Until now, being cloud architected from the ground up has probably been a disadvantage in Australia, because the incumbents are holding onto market protective moats which rely largely on the complexity and cost of switching. And the government has been supportive of that so far.
While the base functionality of say Hotdoc on the consumer side, or Best Practice on the GP provider side is relatively simple, the additional functionality that is created by their many integrations, and then the compliance built into each over product over time makes for a fairly difficult moat to cross.
But as has been suggested, a group like Heidi doesn’t have to do it all at once. So long as they win the trust along their journey they can step backwards bit by bit into the most important stuff. They may never indeed bother about billing or even the core EMR functionality.
That would mean some of the incumbents would likely make it through this disruption without doing too much.
But in such a scenario, if they don’t move out into the open field beyond their moats and castle and take on their new enemies head on with their own AI, they will likely one day be a shadow of their former selves, trapped in the castle behind their moat, but with only few lesser workflow functions to perform.
What about acquisitions and alliances in this suddenly threatening environment for the current kings of access to providers and patients.
The most likely near-term partnership that might make for some defence against these new AI raiders is for Hotdoc to buy the controlling share of Best Practice that is currently held by founders, Frank and Lorraine Pyefinch.
That would combine the current king of access to general practice with the current king (or queen perhaps?) of access to patients and maybe provide the access to capital through PE that an Australian group would need to be able to defend against the AI hoards.
Interesting times.

A note to readers:
Firstly, if you’re interested in this topic, then check out the program and buy a ticket to our upcoming Canberra Health Leaders Summit and Workshop on June 16 and 17 HERE with a 20% discount, using the promo code: HSDT1HCS-4f3o9W. We are going to be discussing it a lot in the context of this summit.
Secondly, you wouldn’t have to be too clever to recognise that the pictures in this story are AI generated. The first one I asked for was the above dark and stormy one.
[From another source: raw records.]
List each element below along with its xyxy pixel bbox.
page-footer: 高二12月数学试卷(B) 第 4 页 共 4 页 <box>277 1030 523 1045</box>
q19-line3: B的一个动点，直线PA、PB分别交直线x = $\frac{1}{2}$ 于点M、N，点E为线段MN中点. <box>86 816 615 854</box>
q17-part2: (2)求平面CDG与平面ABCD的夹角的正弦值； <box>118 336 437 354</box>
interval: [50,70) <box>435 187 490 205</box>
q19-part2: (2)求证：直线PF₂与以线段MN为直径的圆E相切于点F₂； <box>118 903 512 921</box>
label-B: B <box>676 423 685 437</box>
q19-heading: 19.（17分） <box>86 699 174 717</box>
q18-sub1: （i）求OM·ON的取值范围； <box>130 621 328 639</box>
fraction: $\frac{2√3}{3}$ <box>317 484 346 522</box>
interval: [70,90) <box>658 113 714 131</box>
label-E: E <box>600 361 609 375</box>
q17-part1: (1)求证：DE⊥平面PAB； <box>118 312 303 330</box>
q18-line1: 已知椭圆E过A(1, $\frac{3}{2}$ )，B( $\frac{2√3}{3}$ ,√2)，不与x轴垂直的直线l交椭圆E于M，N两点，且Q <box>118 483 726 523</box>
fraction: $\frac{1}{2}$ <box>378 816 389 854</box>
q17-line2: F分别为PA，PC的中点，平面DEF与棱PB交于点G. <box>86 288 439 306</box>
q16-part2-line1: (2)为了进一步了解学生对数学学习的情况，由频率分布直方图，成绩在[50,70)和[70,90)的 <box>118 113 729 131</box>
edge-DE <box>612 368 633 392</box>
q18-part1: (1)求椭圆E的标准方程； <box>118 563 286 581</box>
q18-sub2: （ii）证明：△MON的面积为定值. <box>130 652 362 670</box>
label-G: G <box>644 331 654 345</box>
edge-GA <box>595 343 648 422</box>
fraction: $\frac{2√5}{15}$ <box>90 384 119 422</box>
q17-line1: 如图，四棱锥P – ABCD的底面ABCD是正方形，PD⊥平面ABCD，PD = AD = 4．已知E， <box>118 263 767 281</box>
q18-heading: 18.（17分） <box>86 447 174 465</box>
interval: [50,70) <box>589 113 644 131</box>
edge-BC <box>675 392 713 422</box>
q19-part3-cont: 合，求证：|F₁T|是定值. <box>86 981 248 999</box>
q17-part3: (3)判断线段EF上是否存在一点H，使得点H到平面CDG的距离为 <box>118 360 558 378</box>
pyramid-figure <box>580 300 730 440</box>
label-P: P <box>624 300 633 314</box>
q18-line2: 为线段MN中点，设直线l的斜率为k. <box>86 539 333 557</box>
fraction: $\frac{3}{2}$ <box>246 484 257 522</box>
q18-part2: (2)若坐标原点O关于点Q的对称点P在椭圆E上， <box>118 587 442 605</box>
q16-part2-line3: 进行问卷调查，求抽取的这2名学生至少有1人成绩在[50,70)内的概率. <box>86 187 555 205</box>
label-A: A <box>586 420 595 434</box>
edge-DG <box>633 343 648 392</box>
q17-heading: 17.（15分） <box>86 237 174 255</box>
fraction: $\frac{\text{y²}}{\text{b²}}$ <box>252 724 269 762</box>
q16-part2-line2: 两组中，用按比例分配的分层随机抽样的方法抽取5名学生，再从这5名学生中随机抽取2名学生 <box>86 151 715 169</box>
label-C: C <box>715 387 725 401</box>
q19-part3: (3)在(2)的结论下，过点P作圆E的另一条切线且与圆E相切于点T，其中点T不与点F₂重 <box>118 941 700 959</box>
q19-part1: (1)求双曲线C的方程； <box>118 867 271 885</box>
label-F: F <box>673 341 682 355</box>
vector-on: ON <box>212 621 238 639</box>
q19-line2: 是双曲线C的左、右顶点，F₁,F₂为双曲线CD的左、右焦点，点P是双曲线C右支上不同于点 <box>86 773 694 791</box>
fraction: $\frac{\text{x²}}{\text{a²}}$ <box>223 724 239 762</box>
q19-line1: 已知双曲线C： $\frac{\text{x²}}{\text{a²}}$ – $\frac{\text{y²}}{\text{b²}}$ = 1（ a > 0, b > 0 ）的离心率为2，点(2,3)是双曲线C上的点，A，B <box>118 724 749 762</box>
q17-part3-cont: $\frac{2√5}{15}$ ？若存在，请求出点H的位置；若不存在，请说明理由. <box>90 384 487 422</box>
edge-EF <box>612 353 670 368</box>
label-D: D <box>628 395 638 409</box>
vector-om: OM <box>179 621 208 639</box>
But after chatting away to my AI friend for a bit and suggesting that maybe Heidi wasn’t an evil dark Kraken but may well turn out to be a productive good Kraken, we both came up with the picture that leads the article.
Some more astute vendors might note the happy dragon in the air flying high above the happy Kraken. I’m the non-executive director of the company the dragon is labelled after and this was a bit of an inside joke on my part, so I’m letting everyone know I’m wholly conflicted by adding the happy dragon not getting hit by a tentacle because it is flying. MediRecords isn’t actually mentioned by name in the copy, but it is a fully cloud architected patient management system adding a lot of AI at speed, so it’s not all conflict.
Also, like a lot of people I know now, I worked with AI in putting this article together. The thoughts and especially the questions I asked AI to help on are all mine, as is the copy. But AI certainly makes for a productive research assistant, and sometimes a good entity to bounce some crazier ideas off.